- Born: December 3, 1893 Pola, Croatia
- Died: December 3, 1982 (aged 89) Arlesheim, Switzerland
- Citizenship: German
- Occupation(s): Chemist, anthroposophist

= Wilhelm Pelikan =

German-Austrian scientist (1893–1981)

Wilhelm Pelikan (3 December 1893, Pola, Croatia – 17 November 1982, Arlesheim, Switzerland) was a German-Austrian chemist and anthroposophist.

==Early life and education==
Wilhelm Pelikan was born to a German-Austrian father and a Dalmatian mother. He spent his early childhood in Galicia.

According to the International Association of Anthroposophic Pharmacists, Wilhelm Pelikan studied chemistry in Vienna and Graz. He was called up for military service in 1916, but was discharged shortly after due to lung and cardiac problems.

During his illness, Pelikan was introduced to anthroposophy through the work of Rudolf Steiner and his book Knowledge of the Higher Worlds. In 1918, he attended one of Steiner's lectures in Vienna. He subsequently became Steiner’s student, and later became involved in anthroposophical work.

== Career and contributions ==
Pelikan initially worked in Vienna's gold and silver refinery before being invited by Eugen Kolisko in 1919 to join the research institute Der Kommende Tag in Stuttgart. At the institute, he engaged in anthroposophical research, contributed to academic lectures, and presented at the East-West Congress in Vienna. In 1922, he began working in the newly established laboratories of the Institute of Clinical Medicine in Stuttgart, focusing on the preparation of metal mirrors.

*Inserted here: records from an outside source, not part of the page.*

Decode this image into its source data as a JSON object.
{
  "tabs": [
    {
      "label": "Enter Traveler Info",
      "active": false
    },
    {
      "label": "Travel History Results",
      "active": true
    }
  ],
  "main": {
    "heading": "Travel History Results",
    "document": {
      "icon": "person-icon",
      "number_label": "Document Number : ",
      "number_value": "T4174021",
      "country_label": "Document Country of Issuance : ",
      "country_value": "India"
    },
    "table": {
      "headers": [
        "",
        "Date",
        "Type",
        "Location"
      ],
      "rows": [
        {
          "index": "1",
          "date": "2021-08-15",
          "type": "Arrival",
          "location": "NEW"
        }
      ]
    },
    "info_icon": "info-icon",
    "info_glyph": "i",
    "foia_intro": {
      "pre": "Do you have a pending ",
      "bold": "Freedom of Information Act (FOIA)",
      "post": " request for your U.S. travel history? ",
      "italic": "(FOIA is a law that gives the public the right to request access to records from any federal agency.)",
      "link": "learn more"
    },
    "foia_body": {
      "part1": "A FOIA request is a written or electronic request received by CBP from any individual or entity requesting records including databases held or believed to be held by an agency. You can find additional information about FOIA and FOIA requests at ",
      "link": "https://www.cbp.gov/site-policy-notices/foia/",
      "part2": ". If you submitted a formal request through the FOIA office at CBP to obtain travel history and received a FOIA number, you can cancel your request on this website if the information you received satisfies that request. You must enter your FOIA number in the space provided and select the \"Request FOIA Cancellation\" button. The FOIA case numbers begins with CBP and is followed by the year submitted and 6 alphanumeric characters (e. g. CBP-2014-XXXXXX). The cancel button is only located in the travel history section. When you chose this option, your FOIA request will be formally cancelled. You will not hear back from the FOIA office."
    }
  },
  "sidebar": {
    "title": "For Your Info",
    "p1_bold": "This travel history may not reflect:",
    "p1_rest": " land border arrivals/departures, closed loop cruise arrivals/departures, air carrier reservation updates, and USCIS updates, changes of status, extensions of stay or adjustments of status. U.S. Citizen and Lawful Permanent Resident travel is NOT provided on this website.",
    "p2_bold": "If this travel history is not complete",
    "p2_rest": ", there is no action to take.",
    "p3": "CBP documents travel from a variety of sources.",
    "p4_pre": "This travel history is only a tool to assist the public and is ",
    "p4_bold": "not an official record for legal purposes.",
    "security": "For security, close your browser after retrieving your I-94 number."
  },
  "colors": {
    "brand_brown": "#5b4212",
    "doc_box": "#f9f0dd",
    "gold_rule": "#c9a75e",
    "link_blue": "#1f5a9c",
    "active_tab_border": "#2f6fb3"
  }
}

Following the dissolution of Der Kommende Tag in 1924, Pelikan became the head of Weleda in Schwäbisch Gmünd and remained in the position for 40 years. During his tenure, Weleda developed a range of anthroposophical medicines.

== Development of medical gardens ==
Together with biodynamic gardening expert Franz Lippert, Pelikan established a medicinal herb garden on Weleda's grounds and later expanded it to Wetzgau, cultivating over 200 species of medicinal plants. These were later integrated into Weleda’s production of natural medicines.

== Anthroposophical Society and Weleda initiatives ==
Pelikan also fostered the Schwäbisch Gmünd branch of the Anthroposophical Society and began to allow it to hold meetings on Weleda's premises in 1935. The branch was later named the Raphael Branch.

In 1948, he joined the editorial team of Weleda Korrespondenzblätter für Ärzte and organized several conferences for medical professionals, pharmacists, and others in related fields. He also conducted Goethean studies on metals and medicinal plants, framed within anthroposophical perspectives.

== Later years and research ==
After retiring in 1963, Pelikan continued his research while receiving support from Christa Krueger-Woernle. In 1965, he and his wife relocated to Arlesheim, where he worked with the Science Section of the Goetheanum and continued working with the Anthroposophical Society. Pelikan also explored topics in astronomy, published a study on Halley's Comet, and collaborated with mathematician Georg Unger on plant growth statistics, releasing a scientific paper in 1965.

Pelikan's work was influenced by earlier anthroposophical botanists such as Gerbert Grohmann, whose volume The Plant presents the anthroposophical view of plant nature.

==Works==
- The Secrets of Metals, Lindisfarne Books, Revised edition (2006), ISBN 158420043X
- Healing Plants: Insights through Spiritual Science, Mercury Press (1997), ISBN 0929979648
- Healing Plants volume 2, Mercury Press (2012), ISBN 1935136046
In German

- Der Halley'sche Komet: Vom Geistig-Wesenhaften der Kometen-Natur, Philosophisch-Anthroposophischer Verlag am Goetheanum, (1985).